4. Het College heeft [naam 1] bij brief van 20 juni 2022 in de gelegenheid gesteld om argumenten aan te dragen op grond waarvan hij meent dat redelijkerwijs niet kan worden geoordeeld dat hij in verzuim is geweest. [naam 1] heeft hierop geantwoord dat hij de Nederlandse taal niet beheerst en dat hij het bestreden besluit om die reden aan zijn gemachtigde heeft doorgezonden. Zijn gemachtigde was in verband met zijn vakantie pas op 25 mei 2022 in de gelegenheid het bestreden besluit te bekijken. Direct daarna is het beroepschrift opgesteld en verzonden.

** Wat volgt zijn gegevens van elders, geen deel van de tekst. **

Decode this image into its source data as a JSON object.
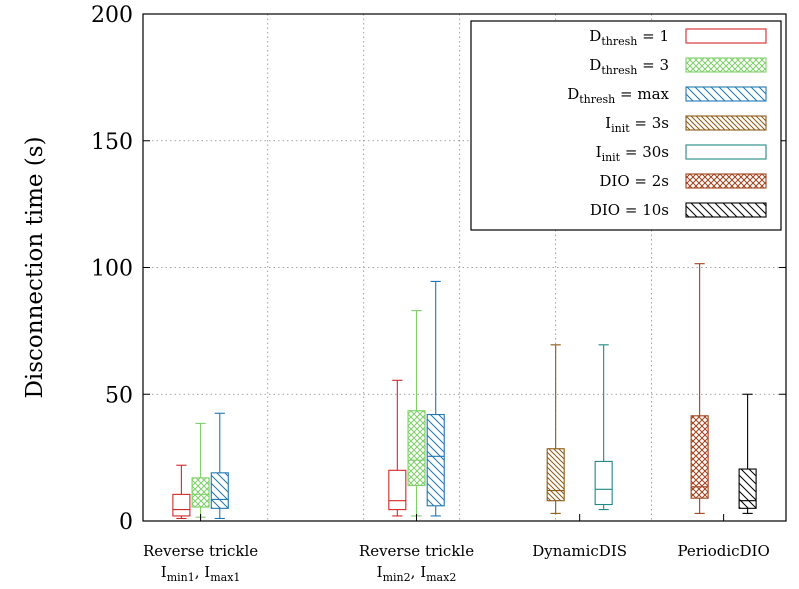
{
  "chart_data": {
    "type": "boxplot",
    "ylabel": "Disconnection time (s)",
    "ylim": [
      0,
      200
    ],
    "yticks": [
      0,
      50,
      100,
      150,
      200
    ],
    "grid": true,
    "legend_position": "top-right",
    "categories": [
      {
        "line1": "Reverse trickle",
        "line2": {
          "a": "I",
          "a_sub": "min1",
          "sep": ", I",
          "b_sub": "max1"
        }
      },
      {
        "line1": "Reverse trickle",
        "line2": {
          "a": "I",
          "a_sub": "min2",
          "sep": ", I",
          "b_sub": "max2"
        }
      },
      {
        "line1": "DynamicDIS",
        "line2": null
      },
      {
        "line1": "PeriodicDIO",
        "line2": null
      }
    ],
    "series": [
      {
        "name_main": "D",
        "name_sub": "thresh",
        "name_rest": " = 1",
        "color": "#d62728",
        "pattern": "none"
      },
      {
        "name_main": "D",
        "name_sub": "thresh",
        "name_rest": " = 3",
        "color": "#7fcf6a",
        "pattern": "crosshatch"
      },
      {
        "name_main": "D",
        "name_sub": "thresh",
        "name_rest": " = max",
        "color": "#1f77b4",
        "pattern": "diag-down"
      },
      {
        "name_main": "I",
        "name_sub": "init",
        "name_rest": " = 3s",
        "color": "#8c5a14",
        "pattern": "diag-dense"
      },
      {
        "name_main": "I",
        "name_sub": "init",
        "name_rest": " = 30s",
        "color": "#1f8a86",
        "pattern": "none"
      },
      {
        "name_main": "DIO = 2s",
        "name_sub": "",
        "name_rest": "",
        "color": "#a0421c",
        "pattern": "crosshatch"
      },
      {
        "name_main": "DIO = 10s",
        "name_sub": "",
        "name_rest": "",
        "color": "#000000",
        "pattern": "diag-down"
      }
    ],
    "boxes": [
      {
        "category": 0,
        "series": 0,
        "x": 0.6,
        "min": 1,
        "q1": 2,
        "median": 4.5,
        "q3": 10.5,
        "max": 22
      },
      {
        "category": 0,
        "series": 1,
        "x": 0.8,
        "min": 1.5,
        "q1": 5.5,
        "median": 10.5,
        "q3": 17,
        "max": 38.5
      },
      {
        "category": 0,
        "series": 2,
        "x": 1.0,
        "min": 1,
        "q1": 5,
        "median": 8.5,
        "q3": 19,
        "max": 42.5
      },
      {
        "category": 1,
        "series": 0,
        "x": 2.85,
        "min": 2,
        "q1": 4.5,
        "median": 8,
        "q3": 20,
        "max": 55.5
      },
      {
        "category": 1,
        "series": 1,
        "x": 3.05,
        "min": 2,
        "q1": 14,
        "median": 24,
        "q3": 43.5,
        "max": 83
      },
      {
        "category": 1,
        "series": 2,
        "x": 3.25,
        "min": 2,
        "q1": 6,
        "median": 25.5,
        "q3": 42,
        "max": 94.5
      },
      {
        "category": 2,
        "series": 3,
        "x": 4.5,
        "min": 3,
        "q1": 8,
        "median": 12,
        "q3": 28.5,
        "max": 69.5
      },
      {
        "category": 2,
        "series": 4,
        "x": 5.0,
        "min": 4.5,
        "q1": 6.5,
        "median": 12.5,
        "q3": 23.5,
        "max": 69.5
      },
      {
        "category": 3,
        "series": 5,
        "x": 6.0,
        "min": 3,
        "q1": 9,
        "median": 13.5,
        "q3": 41.5,
        "max": 101.5
      },
      {
        "category": 3,
        "series": 6,
        "x": 6.5,
        "min": 3,
        "q1": 5,
        "median": 8,
        "q3": 20.5,
        "max": 50
      }
    ],
    "category_positions": [
      0.8,
      3.05,
      4.75,
      6.25
    ],
    "xlim": [
      0.2,
      6.9
    ],
    "vertical_grid_at": [
      1.5,
      2.5,
      3.5,
      4.5,
      5.5
    ]
  }
}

5. Naar het oordeel van het College is het niet beheersen van de Nederlandse taal geen reden om de termijnoverschrijding verschoonbaar te achten. [naam 1] blijft zelf verantwoordelijk om tijdig hulp in te schakelen voor de beoordeling en afhandeling van zijn post. In dit geval heeft [naam 1] het bestreden besluit doorgezonden naar zijn gemachtigde. Dat zijn gemachtigde dit wegens zijn vakantie niet tijdig heeft kunnen beoordelen, maakt echter ook niet dat de termijnoverschrijding verschoonbaar is. Wanneer de indiener van een beroepschrift ervoor kiest zich door een gemachtigde te laten vertegenwoordigen, wordt het optreden van die gemachtigde namelijk in beginsel aan de indiener toegerekend. Het lag op de weg van de gemachtigde van [naam 1] om maatregelen te treffen om een goede voortgang van lopende en spoedeisende zaken te waarborgen in de periode van zijn vakantie. Dat dat niet is gebeurd, moet voor rekening en risico van [naam 1] blijven.
6. Het beroep is niet-ontvankelijk. De minister hoeft geen proceskosten te vergoeden.

Beslissing

Het College verklaart het beroep niet-ontvankelijk.
Deze uitspraak is gedaan door mr. H.L. van der Beek, in aanwezigheid van mr. I. Goud, griffier. De beslissing is in het openbaar uitgesproken op 6 juni 2023.